Do you see an additional possible reason? Which is the most likely problem from your point of view? a, b or c?

chegewara commented 6 years ago

Hi, sorry for interfering. Point a) you test by sending random generated or prepared data instead from UART. b) you can test by running whole code just on 1 core (menuconfig settings or xCreateTaskPinnedToCore). c) can be tested similar to test a) (random or prepared data)

squonk11 commented 6 years ago

Test b) I did already. I now have all tasks on the same core. Now I am able to start the data transmission from the uart via my handler over the websocket to the browser a second time. But: during this second transmission I get an Guru Meditation Error on core 0. Next I will try to read data via the Uart but I will send other data via WebSocket.

squonk11 commented 6 years ago

case c) I can now exclude because if I replace the data to be send by regular characters (e.g.: all 'a') it also does not work. So I think the problem is somewhere in the UART code. There is some code written by me; probably the error is there. I will check this now.

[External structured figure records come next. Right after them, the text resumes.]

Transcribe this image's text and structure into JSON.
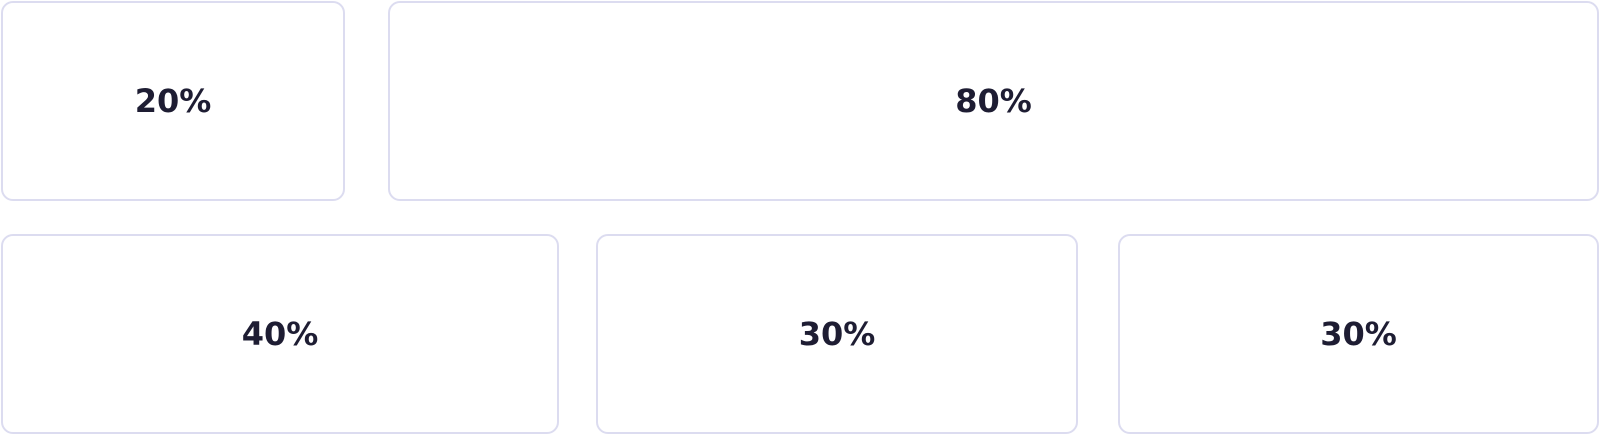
{
  "rows": [
    {
      "cells": [
        {
          "label": "20%"
        },
        {
          "label": "80%"
        }
      ]
    },
    {
      "cells": [
        {
          "label": "40%"
        },
        {
          "label": "30%"
        },
        {
          "label": "30%"
        }
      ]
    }
  ],
  "colors": {
    "border": "#dcdcf0",
    "text": "#1e1d33",
    "background": "#ffffff"
  }
}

squonk11 commented 6 years ago

Until now I could not find an error in my UART code. It is code which I am using already since several years on different microcontrollers with minor modifications only. But I now saw that I might have a totally different issue: During the startup phase the log shows a strange error message (in yellow) which I did not notice until now:

0x40080000: _WindowOverflow4 at E:/msys32/opt/esp/esp-idf/components/freertos/xtensa_vectors.S:1685

and

0x400d0018: _flash_cache_start at ??:?

and

0x4008bfa4: bb_init at ??:?

what does that mean?

nkolban commented 6 years ago

For the last post ... lets create a new issue on this ... it doesn't feel at all related to the original issue.

squonk11 commented 6 years ago

o.k. I will do.

squonk11 commented 6 years ago

Problem solved!!! It was not related to my UART code but to another function I coded. I am not 100% sure what exactly was the problem but I assume the following: I passed the WebSocket to another function (not a pointer to the WebSocket). Within this function I used the WebSocket for sending data using WebSocket::send(...); what perfectly worked. Now I assume that when this function ends the destructor of the WebSocket class is invoked and thus the WebSocket closed. Now I changed my code and I am passing a pointer to the WebSocket to my function and all works well.

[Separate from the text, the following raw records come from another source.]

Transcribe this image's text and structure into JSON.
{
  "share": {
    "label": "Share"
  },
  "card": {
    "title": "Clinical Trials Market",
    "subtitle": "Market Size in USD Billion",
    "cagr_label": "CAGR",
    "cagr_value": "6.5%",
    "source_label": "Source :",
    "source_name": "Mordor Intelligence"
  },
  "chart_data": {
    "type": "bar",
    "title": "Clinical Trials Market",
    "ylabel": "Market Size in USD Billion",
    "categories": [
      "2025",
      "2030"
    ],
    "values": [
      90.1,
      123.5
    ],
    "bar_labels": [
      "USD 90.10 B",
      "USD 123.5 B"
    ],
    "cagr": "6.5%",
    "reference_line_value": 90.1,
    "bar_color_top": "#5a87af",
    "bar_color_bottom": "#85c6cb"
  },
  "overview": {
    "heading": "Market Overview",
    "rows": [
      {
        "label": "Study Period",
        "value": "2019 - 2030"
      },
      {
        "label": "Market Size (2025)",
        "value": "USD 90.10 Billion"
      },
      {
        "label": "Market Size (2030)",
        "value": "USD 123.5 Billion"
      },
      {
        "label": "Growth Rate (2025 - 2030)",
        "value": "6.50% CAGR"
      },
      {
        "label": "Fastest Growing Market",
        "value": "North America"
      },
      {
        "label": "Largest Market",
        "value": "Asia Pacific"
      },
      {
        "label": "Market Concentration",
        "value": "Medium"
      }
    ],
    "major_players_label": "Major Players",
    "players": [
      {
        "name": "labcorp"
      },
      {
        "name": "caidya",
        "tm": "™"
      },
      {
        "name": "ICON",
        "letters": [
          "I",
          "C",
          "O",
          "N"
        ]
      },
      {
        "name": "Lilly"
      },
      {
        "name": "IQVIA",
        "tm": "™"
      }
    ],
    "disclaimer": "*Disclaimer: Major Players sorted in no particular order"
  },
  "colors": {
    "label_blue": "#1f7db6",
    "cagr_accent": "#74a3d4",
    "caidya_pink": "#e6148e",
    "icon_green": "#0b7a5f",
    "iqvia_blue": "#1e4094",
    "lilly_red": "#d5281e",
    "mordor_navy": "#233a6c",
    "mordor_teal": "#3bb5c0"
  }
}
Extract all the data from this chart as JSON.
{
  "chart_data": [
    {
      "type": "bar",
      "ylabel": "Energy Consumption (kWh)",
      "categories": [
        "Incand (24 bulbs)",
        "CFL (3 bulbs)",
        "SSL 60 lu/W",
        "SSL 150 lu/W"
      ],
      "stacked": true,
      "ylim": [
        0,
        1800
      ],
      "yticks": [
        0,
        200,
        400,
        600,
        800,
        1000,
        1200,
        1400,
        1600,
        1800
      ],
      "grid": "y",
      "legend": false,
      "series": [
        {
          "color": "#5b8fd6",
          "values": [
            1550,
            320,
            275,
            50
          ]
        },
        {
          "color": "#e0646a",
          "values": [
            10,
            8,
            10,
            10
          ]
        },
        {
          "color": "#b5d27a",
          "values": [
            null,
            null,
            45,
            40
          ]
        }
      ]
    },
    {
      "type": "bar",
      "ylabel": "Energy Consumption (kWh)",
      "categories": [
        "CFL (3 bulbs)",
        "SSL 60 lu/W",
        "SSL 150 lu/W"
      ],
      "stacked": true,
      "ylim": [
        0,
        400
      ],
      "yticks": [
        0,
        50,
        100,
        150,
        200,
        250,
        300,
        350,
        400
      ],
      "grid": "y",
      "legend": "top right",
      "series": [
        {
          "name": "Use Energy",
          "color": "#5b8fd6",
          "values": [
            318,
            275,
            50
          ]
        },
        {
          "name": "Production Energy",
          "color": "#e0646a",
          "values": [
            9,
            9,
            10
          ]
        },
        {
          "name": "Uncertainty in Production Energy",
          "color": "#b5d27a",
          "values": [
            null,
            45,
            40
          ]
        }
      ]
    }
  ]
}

Shame on me for not finding this problem on my own and that I bothered you for this. I think now I gambled away the beer I deserved last time...

nkolban commented 6 years ago

I'm just happy the problem is resolved. When a puzzle is complete, I like to look back at it and ask to see if there was a methodology that could have been applied to get to the solution quicker. I think this one sounds like a "minimization" story. If we had reduced function over and over again until it worked we would have found (at the point we eliminated the UART code) that it magically started working. This "divide and conquer" approach is certainly one way to resolve an issue.

When things get tricky, I commonly ask for "the minimum re-createable problem" ...which is the smallest code set a user can create that demonstrates the problem. Some users (NOT YOU) push back with comments like "Why are YOU making me work ... just solve MY problem?". 50% of the time when a user tries to recreate in the small, they can't ... what makes me sad is the 50% of the time when they can and then Ive made them work to help solve the problems I created in the first place.

Anyway ... I'm just delighted all is working.